Wrapped no longer signals individuality, but signals an exhausting participation in a mindless digital ritual. What once was a playful insight into the headphones and speakers of others has become another task of curating specific identities for the sake of social media novelty and public consumption. I personally found shame in the fact that I didn’t have any cooler esoteric artists in my top five and felt pressure to change or lie about who was on there for the sake of social satisfaction. There is something about the contrast of this current era of the digital landscape where we crave originality but still feel this pressure to conform to what is culturally recognizable and aesthetically pleasing. Wrapped offers a glimpse into our private tastes, and we broadcast them to a digital forum where it is up for judgement and comparison. The exhaustion of this comes from the impossible balancing act of trying to conform to the relentless demand of performance all while trying to appear authentic. Music taste used to be a marker of cultural capital, but now that is no longer enough. In a world where social visibility is incredibly accessible, carving out a distinct and true identity that is not prized nor performative can prove to be difficult. As a result, Wrapped starts to feel hollow. It is stranded between the weight of its past significance and the ever shifting demands of digital identity. Music still matters, and always will, but Wrapped no longer carries weight in the online identity economy.

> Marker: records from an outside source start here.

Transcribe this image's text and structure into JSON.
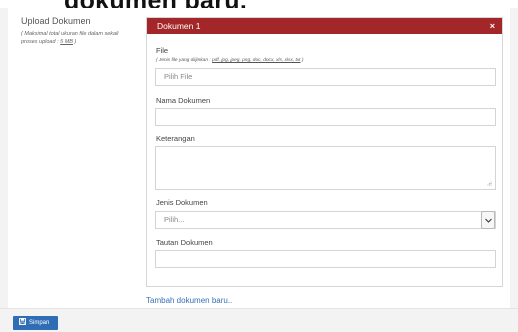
{
  "overlay": {
    "heading": "dokumen baru."
  },
  "upload": {
    "label": "Upload Dokumen",
    "note_prefix": "( Maksimal total ukuran file dalam sekali proses upload : ",
    "note_size": "5 MB",
    "note_suffix": " )"
  },
  "card": {
    "title": "Dokumen 1",
    "close_glyph": "×",
    "file": {
      "label": "File",
      "hint_prefix": "( Jenis file yang diijinkan : ",
      "hint_ext": "pdf, jpg, jpeg, png, doc, docx, xls, xlsx, txt",
      "hint_suffix": " )",
      "placeholder": "Pilih File"
    },
    "nama": {
      "label": "Nama Dokumen",
      "value": ""
    },
    "keterangan": {
      "label": "Keterangan",
      "value": ""
    },
    "jenis": {
      "label": "Jenis Dokumen",
      "selected": "Pilih..."
    },
    "tautan": {
      "label": "Tautan Dokumen",
      "value": ""
    }
  },
  "add_link": "Tambah dokumen baru..",
  "footer": {
    "save_label": "Simpan"
  },
  "colors": {
    "header": "#a32728",
    "primary": "#2f6db4",
    "link": "#3a6fb5"
  },
  "icons": {
    "close": "close-icon",
    "select": "chevron-down-icon",
    "save": "save-icon",
    "resize": "resize-grip-icon"
  }
}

Regardless, the body is still warm, and Spotify Wrapped won’t go anywhere. What once felt intimate and empowering in the midst of social isolation and cultivation of digital identity when the world felt silent has become predictable. But there is irony in the fact that Wrapped tells us a lot more about ourselves than just music. It reveals we no longer believe in our taste as the foundation of our identity because we no longer curate our tastes at all.